Regarding management of ibis, the City relies on the advice of the Department of Biodiversity, Conservation and Attractions – Ibis Fauna Note available here.

The City actively discourages feeding of wildlife including ibis through the EMRC’s Healthy Wildlife: Healthy Lives project, and regularly removes litter from parks.
What can the community do?

Reduce organics (food waste) disposed to landfill, as this is a key food source for the ibis, which can travel hundreds of kilometres per day. The City supports our community to reduce food waste through:
  • Discounts are available to City of Belmont residents for worm farms, compost bins and bokashi buckets through Switch your thinking’s Rewards for Residents Program.
To reduce the food available to ibis, park visitors are encouraged to:
  • Wrap any food scraps and place in a bin immediately;
  • Not to feed the ibis or any other waterbirds.
The City appreciates your cooperation with the above.


In spring and summer, many reptiles emerge to bask in the sun.
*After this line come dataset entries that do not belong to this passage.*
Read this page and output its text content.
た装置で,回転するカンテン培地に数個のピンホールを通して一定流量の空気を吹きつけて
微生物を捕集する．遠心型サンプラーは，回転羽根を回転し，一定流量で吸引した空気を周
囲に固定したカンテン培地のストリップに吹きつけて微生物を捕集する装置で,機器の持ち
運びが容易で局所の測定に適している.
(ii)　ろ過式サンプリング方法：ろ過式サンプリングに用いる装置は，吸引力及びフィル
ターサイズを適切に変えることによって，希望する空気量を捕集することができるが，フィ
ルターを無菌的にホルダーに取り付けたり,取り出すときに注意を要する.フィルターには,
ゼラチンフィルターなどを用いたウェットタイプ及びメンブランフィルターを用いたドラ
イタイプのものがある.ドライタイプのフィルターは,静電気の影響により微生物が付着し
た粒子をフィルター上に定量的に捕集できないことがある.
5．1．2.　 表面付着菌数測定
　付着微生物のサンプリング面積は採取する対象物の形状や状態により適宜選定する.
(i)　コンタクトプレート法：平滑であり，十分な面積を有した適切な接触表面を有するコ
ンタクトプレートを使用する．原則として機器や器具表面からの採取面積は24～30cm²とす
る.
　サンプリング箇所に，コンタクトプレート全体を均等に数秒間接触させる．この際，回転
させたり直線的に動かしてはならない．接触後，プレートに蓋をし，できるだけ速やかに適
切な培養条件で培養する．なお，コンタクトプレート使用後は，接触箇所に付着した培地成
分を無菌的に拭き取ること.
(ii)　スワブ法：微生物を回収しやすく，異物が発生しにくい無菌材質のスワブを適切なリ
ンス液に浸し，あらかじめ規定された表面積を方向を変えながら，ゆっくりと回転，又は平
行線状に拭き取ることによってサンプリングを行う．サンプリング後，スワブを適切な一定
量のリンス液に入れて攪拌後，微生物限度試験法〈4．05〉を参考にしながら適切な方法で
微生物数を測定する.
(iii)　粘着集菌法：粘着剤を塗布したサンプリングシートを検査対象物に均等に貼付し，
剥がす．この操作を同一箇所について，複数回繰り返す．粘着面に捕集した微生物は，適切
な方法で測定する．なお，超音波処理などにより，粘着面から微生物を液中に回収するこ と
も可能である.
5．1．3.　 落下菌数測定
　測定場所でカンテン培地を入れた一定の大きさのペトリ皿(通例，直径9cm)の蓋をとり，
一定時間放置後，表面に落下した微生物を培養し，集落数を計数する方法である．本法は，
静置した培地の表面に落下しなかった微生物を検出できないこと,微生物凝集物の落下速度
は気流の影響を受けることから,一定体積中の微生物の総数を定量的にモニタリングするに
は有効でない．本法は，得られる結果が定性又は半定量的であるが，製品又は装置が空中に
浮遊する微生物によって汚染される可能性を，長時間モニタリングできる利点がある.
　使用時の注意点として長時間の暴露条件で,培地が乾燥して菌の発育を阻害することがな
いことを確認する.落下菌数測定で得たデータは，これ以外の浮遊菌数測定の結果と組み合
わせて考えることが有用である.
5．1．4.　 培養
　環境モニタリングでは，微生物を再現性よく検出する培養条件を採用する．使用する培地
During this time you should take precautions to minimise the chance of encountering snakes.

Remember, snakes are an integral part of the natural environment and play an important role in wildlife ecosystems.

If you see a snake in a park or reserve, please contact the City of Belmont Parks and Environment Department on 9477 7257.

Do not approach or aggravate it in any way. Most bites occur when people accidentally step on snakes, or while attempting to kill them.

If you find a snake in your garden or house please contact the Wildcare Helpline 9474 9055 to be referred to a volunteer reptile remover.

For more information on dealing with snakes, please visit the Department of Parks and Wildlife website or contact  the Department on 9219 9840.

Feeding Wild Birds and Animals


Our native fauna, especially the birds and mammals, are particularly appealing to many people. Many animals can become habituated to the presence of people and soon learn to take advantage of food refuse and offerings. Though this is usually done with good intent, feeding wild animals can upset the balance of nature. For further information on why you should not feed wild birds or animals please refer to the Information Sheet.